Ladite chair est d'abord celle, excessivement tendue, musclée comme ces fesses massives sous le cuir, d'Henry Cavill, qui joue Superman dans une autre vie — et qui, pour cette même raison, laissera le rôle au petit Hemsworth, pas Thor, non, l'autre, à partir de la quatrième saison.
La troisième n'a pas encore été diffusée. Henry s'est blessé durant le tournage de la deuxième, et ce n'est guère étonnant, le rôle semble TRÈS physique.
La photo, l'atmosphère musicale, la manière de filmer et, d'une façon générale, la cohérence artistique me semblent assez remarquables — et je n’aurai garde d'oublier les acteurs incarnant Yennefer, Jaskier, Calianthe (géniale), Ciri (aucun rapport avec Apple)...
Mais je voudrais parler de cet autre protagoniste, support de moultes intrigues, ce bestiaire fantastique composé de créatures toutes plus difficiles à affronter pour Geralt, pourtant payé pour les éradiquer, et qui ne doit souvent son salut qu'à ses réflexes, immensément plus rapides que ceux d'un humain ordinaire, ses sortilèges, ces Igni ou Aard (feu, télékinésie...) vus dans les jeux vidéo.

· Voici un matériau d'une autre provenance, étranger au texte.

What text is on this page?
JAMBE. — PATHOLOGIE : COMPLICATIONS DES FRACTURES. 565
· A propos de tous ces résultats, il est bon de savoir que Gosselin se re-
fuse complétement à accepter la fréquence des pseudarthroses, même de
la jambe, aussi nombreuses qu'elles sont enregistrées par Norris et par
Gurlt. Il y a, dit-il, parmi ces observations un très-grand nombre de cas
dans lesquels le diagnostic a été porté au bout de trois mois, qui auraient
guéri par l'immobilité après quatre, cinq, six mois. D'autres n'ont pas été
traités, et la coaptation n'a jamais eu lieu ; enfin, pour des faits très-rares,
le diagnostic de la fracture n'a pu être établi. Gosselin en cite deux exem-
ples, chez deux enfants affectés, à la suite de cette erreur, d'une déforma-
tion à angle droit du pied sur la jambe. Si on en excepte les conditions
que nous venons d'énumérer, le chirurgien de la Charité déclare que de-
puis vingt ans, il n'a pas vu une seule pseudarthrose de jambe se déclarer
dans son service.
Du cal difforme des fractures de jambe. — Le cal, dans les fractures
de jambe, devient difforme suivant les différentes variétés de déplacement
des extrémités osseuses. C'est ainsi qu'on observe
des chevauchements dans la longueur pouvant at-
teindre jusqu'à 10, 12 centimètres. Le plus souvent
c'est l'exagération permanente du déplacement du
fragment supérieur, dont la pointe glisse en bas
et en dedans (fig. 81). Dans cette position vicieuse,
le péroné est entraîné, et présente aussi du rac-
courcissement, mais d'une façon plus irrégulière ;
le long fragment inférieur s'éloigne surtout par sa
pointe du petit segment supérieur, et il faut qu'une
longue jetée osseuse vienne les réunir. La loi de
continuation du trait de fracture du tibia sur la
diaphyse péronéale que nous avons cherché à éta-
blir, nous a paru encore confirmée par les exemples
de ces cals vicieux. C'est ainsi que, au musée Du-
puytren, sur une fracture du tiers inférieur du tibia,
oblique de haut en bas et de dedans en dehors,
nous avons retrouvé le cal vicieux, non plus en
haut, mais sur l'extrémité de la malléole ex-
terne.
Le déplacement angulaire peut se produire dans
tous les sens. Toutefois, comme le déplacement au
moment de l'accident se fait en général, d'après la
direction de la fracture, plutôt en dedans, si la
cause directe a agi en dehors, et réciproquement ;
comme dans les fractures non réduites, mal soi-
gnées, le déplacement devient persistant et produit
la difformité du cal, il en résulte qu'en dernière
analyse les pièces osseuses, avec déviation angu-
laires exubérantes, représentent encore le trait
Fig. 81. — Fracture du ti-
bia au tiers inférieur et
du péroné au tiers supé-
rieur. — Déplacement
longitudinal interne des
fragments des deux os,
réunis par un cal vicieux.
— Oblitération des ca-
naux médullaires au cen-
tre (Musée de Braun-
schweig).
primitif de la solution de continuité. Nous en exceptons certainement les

Ainsi qu’à sa nature mutante, qui lui confère un métabolisme extrêmement supérieur à celui de n'importe quel bipède — pensez, ses battements de cœur sont quatre fois plus lents que les vôtres. Ces mêmes mutations lui permettent l’usage de potions et autres mutagènes, mortels pour n'importe quelle créature normale et qui lui donnent, entre autres effets bénéfiques, un visage noir et rouge et des yeux de vampire du plus bel aloi. Et sûrement vitesse, résistance aux dégâts, respiration aquatique e tutti quanti.
J'en reviens à ce bestiaire, directement issu des romans, empruntant eux-mêmes à diverses traditions — stryges, humains transformés en sanglier, ou en hérisson, dragons... —, mais bien souvent issus de l'imagination du romancier : et tout ce personnel de bestiaux maléfiques se caractérise, ce qui est assez inhabituel en termes de CGI, par une patte graphique tout à fait particulière, à mi-chemin entre les Godzilla gonflables de la grande époque et les bébêtes du type Starship Troopers ou Alien.
Dans cet univers si éloigné du clinquant du Seigneur des anneaux, ils font presque cheap. À mon sens, ils revêtent une apparence presqu'ordinaire, qui banalise leur présence aux côtés des autres êtres vivants : ils font partie de ce monde-là, point, et leur férocité, tout à fait banale, renvoie au besoin de satisfaire leurs besoins essentiels — la plupart du temps, bouffer.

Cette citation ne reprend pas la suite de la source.